7 Nix October 30, 2009 at 1:38 pm

I don’t browse the korean web much, do they still actually use activeX controls?

ActiveX was somewhat useful (and dangerous) back in the 1990′s, when there wasn’t a boatload of other options. Any website that still uses them is doing it very wrong.

Also, adblock is a good way to cut down on ads if you use firefox: http://adblockplus.org/en/

8 tz247 October 30, 2009 at 4:19 pm

Both Auction & GMarket are now owned by eBay. I suspect that the coding for these sites will slowly change.

9 y4140 November 9, 2009 at 6:30 am

Thanks for the links! I’ve seen the bug in OpenOffice on Ubuntu before, but I don’t normally use Ubuntu (or OpenOffice for that matter), so I didn’t bother correcting it. It’s sometimes handy to have a non-source-based distro available, though, and Ubuntu is really useful for evangelizing since it’s probably the best distro to start with…

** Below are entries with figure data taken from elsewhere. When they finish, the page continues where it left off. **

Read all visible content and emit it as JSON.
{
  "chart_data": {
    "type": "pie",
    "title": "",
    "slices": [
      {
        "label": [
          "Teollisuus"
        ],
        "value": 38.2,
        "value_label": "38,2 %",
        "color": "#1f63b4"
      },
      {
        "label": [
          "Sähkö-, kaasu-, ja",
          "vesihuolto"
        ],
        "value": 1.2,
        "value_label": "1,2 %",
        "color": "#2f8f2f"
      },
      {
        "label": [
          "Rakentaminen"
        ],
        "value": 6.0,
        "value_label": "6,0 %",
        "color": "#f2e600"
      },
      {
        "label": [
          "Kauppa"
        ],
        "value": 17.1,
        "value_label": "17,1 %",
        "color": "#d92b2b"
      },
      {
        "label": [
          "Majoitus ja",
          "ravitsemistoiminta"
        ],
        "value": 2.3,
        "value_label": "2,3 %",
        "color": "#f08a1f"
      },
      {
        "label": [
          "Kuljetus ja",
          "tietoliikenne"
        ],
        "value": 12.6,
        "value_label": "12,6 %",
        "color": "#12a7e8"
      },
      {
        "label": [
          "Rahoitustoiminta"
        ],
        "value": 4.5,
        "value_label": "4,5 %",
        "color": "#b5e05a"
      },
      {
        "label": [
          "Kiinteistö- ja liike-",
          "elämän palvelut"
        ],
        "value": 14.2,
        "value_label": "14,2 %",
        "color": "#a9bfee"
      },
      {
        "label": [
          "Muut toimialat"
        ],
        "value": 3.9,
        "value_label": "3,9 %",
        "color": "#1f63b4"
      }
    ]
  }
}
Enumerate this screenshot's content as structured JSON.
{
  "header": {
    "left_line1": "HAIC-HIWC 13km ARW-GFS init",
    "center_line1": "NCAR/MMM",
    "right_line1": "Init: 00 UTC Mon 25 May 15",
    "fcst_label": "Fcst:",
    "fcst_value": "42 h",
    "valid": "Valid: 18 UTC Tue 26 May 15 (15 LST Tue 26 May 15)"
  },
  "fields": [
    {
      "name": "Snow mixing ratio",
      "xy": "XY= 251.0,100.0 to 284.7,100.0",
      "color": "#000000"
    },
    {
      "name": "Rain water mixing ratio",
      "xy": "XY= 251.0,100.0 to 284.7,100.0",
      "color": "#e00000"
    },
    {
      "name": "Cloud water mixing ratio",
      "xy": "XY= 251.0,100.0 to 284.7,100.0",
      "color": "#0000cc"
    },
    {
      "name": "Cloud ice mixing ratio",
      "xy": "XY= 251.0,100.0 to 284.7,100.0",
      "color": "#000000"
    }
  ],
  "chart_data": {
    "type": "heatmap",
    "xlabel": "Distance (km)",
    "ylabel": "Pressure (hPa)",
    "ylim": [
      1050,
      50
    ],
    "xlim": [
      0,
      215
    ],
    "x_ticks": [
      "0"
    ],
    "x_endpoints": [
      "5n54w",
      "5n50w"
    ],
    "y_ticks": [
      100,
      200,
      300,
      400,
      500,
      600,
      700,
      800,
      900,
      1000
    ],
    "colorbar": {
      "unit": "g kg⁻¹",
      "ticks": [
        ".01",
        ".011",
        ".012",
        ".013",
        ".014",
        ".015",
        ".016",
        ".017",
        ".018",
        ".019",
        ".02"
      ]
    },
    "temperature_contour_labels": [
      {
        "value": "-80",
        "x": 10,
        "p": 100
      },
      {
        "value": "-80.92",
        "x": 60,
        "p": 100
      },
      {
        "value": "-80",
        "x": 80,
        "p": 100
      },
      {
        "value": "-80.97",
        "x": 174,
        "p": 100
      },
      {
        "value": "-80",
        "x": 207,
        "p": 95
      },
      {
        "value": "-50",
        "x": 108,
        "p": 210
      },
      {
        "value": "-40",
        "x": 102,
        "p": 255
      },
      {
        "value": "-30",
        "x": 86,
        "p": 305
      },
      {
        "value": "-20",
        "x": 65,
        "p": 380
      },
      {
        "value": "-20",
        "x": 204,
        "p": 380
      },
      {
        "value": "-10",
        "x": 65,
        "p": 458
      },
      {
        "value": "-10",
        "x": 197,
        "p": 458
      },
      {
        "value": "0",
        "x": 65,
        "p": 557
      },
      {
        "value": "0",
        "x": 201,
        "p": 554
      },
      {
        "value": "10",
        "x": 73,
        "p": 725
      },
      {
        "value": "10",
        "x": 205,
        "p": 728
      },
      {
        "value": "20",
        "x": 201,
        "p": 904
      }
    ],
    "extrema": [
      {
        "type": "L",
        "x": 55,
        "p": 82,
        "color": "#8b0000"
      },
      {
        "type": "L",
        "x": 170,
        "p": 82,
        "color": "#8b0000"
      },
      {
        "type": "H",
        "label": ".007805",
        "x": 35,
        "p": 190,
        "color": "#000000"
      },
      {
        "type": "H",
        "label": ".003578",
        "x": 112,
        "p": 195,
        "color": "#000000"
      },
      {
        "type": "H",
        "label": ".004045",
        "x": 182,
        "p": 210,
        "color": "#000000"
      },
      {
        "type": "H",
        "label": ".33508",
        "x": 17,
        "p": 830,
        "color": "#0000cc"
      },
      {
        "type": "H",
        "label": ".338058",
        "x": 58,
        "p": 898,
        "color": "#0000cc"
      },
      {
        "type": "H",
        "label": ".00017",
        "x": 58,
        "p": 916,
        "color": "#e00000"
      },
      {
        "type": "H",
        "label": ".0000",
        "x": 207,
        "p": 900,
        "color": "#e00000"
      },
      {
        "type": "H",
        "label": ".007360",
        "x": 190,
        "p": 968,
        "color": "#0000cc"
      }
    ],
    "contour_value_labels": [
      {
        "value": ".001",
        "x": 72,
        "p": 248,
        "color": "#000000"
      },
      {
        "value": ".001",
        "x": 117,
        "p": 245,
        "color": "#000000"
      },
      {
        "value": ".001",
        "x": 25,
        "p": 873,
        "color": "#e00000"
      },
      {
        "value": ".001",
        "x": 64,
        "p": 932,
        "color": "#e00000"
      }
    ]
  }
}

There are a few other small glitches and annoyances I found with this latest release from Canonical. 떠돌이 covers some of them in the post you linked to, including problems with flash on amd64 machines.

I’m also glad to find the article on Korea’s monoculture. Was it actually published in the Korean version of 조선일보? I couldn’t find any Korean version of this article online.

And Keith and Nix, ActiveX is required to use SEED, which is used for encryption on Korean Internet sites. It’s a pity this isn’t mentioned in the Chosun Ilbo article.

10 mstrum November 24, 2009 at 12:05 am

Hey Rob, I just installed 9.10 with Korean too. Do you get weird fonts in your GNOME terminal? The English letters are extremely oddly spaced out for me.

11 mstrum November 24, 2009 at 12:27 am

Just a FYI, I guess it’s the ‘monospace’ font which it defaults to. I changed it to DejaVu Sans Mono Book and it looks fine.